A Genève, la Nuit de la science s'est achevée dimanche sur un bilan "très positif", selon les organisateurs. Quelques milliers de personnes ont fréquenté durant le week-end le Musée d'histoire des sciences et le parc de la Perle du lac qui lui sert d'écrin. Vingt stands avaient été dressés pour accueillir le public.

Cette quatorzième édition de la manifestation a été placée sous le signe des cycles, omniprésents dans le monde du vivant et dans la nature, aussi bien à l'échelle de l'atome que de l'univers. La découverte s'est faite à travers des visites commentées, des conférences, des ateliers, des expériences dans de nombreux domaines.

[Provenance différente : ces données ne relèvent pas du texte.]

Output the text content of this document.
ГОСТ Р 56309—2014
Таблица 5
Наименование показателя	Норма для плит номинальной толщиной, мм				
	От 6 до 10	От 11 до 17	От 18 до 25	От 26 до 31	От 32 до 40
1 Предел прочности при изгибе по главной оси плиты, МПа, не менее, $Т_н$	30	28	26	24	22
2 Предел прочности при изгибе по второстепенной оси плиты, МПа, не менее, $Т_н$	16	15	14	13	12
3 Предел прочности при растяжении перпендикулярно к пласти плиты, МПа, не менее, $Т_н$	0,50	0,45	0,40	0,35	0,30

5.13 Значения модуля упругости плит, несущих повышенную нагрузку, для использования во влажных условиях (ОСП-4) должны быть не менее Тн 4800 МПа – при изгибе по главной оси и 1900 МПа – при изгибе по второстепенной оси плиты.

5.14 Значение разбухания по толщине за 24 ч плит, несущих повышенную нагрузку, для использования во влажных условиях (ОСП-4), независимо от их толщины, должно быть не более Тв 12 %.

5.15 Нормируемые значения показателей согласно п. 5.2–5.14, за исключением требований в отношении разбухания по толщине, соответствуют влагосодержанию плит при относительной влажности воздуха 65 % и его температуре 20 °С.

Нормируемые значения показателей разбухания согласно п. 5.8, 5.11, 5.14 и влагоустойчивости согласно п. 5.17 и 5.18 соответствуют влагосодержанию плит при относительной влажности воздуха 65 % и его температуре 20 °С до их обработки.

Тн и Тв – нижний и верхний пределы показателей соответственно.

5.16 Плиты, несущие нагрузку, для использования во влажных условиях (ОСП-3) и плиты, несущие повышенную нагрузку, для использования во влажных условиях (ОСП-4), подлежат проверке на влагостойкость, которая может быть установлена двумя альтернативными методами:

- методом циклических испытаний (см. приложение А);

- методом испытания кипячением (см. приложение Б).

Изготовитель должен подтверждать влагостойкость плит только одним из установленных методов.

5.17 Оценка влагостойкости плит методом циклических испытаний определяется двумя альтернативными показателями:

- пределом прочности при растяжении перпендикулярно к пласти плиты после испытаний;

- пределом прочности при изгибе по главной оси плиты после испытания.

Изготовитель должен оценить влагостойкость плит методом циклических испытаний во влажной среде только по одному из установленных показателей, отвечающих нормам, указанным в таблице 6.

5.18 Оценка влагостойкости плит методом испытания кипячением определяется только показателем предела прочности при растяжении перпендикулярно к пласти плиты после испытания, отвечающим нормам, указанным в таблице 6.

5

Une démonstration a, par exemple, décortiqué le fonctionnement d'une machine à vapeur, un autre stand expliquait les cycles de la Terre, un autre encore l'algorithme informatique. Les scientifiques présents sur place ont levé le voile sur certains mystères de la physique, de la biochimie ou sur des curiosités de la robotique.

Le public s'est passionné pour les discussions avec les spécialistes. Petits et grands se sont attardés dans les stands et pas uniquement en raison de la pluie de samedi, s'est réjouie Laurence-Isaline Stahl Gretsch, chargée de projet d’exposition.

La Nuit de la science est le fruit d'une collaboration entre diverses institutions. Elle est mise sur pied par Muséum Genève, qui regroupe le Muséum d'histoire naturelle et le musée d'histoire des sciences. La manifestation accueille des professeurs de l'Université de Genève et de l'EPFL ou les passionnés de la Société astronomique de Genève.

L'UNIGE avait ainsi installé sur les pelouses du parc de la Perle du lac huit de ses laboratoires pédagogiques, soit l'Astroscope, le Bioscope, le Chimiscope, l'Infoscope, le Lifescope, le Mathscope, le Physiscope et le Terrascope. Des ateliers ludiques et interactifs ont permis aux petits et aux grands de découvrir différentes matières scientifiques, de quoi susciter des vocations.